Conservation NGOs and their local partners often choose to develop a particular type of business because of familiarity with that specific industry, not because it’s the best option for their landscape. As conservation entrepreneurs, we need to take a step back and start by getting to know our landscape, to understand its distinct values and assets, before choosing a particular business strategy.
Landscapes are like products – they have unique selling points and comparative advantages relative to other places. Assessing your landscape’s natural, cultural, organisational and network capital will allow you to identify the business opportunities that draw on its strengths and are resilient to any of its limitations.
The need to take time to choose the right product came out in numerous presentations at the conference. Fanamby in Madagascar explained how they initially engaged in tourism and trialled a range of essential oils and other non-timber forest products, before deciding to focus on vanilla, which now generates US$20m in annual income for park margin-dwelling communities.
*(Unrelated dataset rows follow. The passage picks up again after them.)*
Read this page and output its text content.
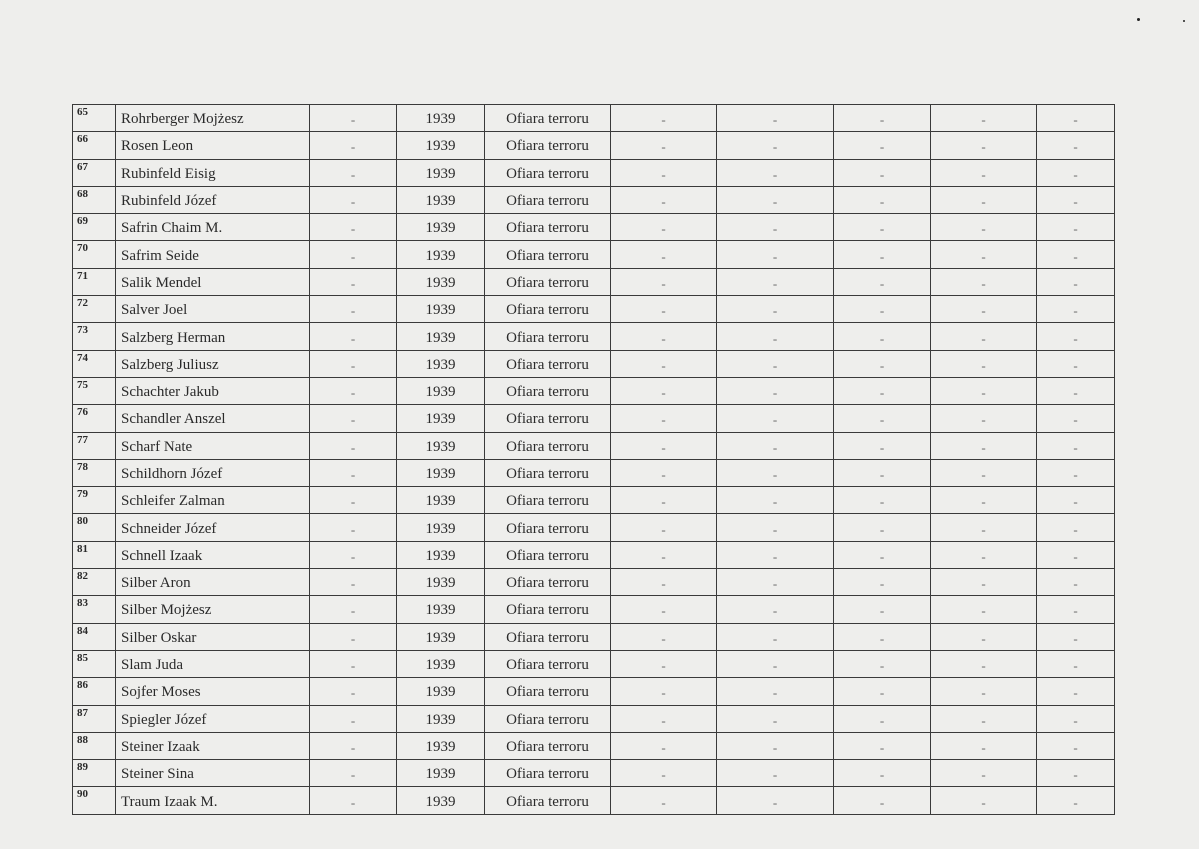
65	Rohrberger Mojżesz	-	1939	Ofiara terroru	-	-	-	-	-
66	Rosen Leon	-	1939	Ofiara terroru	-	-	-	-	-
67	Rubinfeld Eisig	-	1939	Ofiara terroru	-	-	-	-	-
68	Rubinfeld Józef	-	1939	Ofiara terroru	-	-	-	-	-
69	Safrin Chaim M.	-	1939	Ofiara terroru	-	-	-	-	-
70	Safrim Seide	-	1939	Ofiara terroru	-	-	-	-	-
71	Salik Mendel	-	1939	Ofiara terroru	-	-	-	-	-
72	Salver Joel	-	1939	Ofiara terroru	-	-	-	-	-
73	Salzberg Herman	-	1939	Ofiara terroru	-	-	-	-	-
74	Salzberg Juliusz	-	1939	Ofiara terroru	-	-	-	-	-
75	Schachter Jakub	-	1939	Ofiara terroru	-	-	-	-	-
76	Schandler Anszel	-	1939	Ofiara terroru	-	-	-	-	-
77	Scharf Nate	-	1939	Ofiara terroru	-	-	-	-	-
78	Schildhorn Józef	-	1939	Ofiara terroru	-	-	-	-	-
79	Schleifer Zalman	-	1939	Ofiara terroru	-	-	-	-	-
80	Schneider Józef	-	1939	Ofiara terroru	-	-	-	-	-
81	Schnell Izaak	-	1939	Ofiara terroru	-	-	-	-	-
82	Silber Aron	-	1939	Ofiara terroru	-	-	-	-	-
83	Silber Mojżesz	-	1939	Ofiara terroru	-	-	-	-	-
84	Silber Oskar	-	1939	Ofiara terroru	-	-	-	-	-
85	Slam Juda	-	1939	Ofiara terroru	-	-	-	-	-
86	Sojfer Moses	-	1939	Ofiara terroru	-	-	-	-	-
87	Spiegler Józef	-	1939	Ofiara terroru	-	-	-	-	-
88	Steiner Izaak	-	1939	Ofiara terroru	-	-	-	-	-
89	Steiner Sina	-	1939	Ofiara terroru	-	-	-	-	-
90	Traum Izaak M.	-	1939	Ofiara terroru	-	-	-	-	-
My colleagues at Fauna & Flora International (FFI) worked with Mwambao in Pemba, Tanzania to analyse a range of products before settling on octopus as the best option. The resulting conservation and livelihood benefits included an increase in community incomes, particularly for women who had traditionally earned less than men in the same market, and negotiation of a per kg contribution by the buyer to local conservation activities. This is why we specifically include landscape assessment and product or market selection phases in our market systems and enterprise development approaches.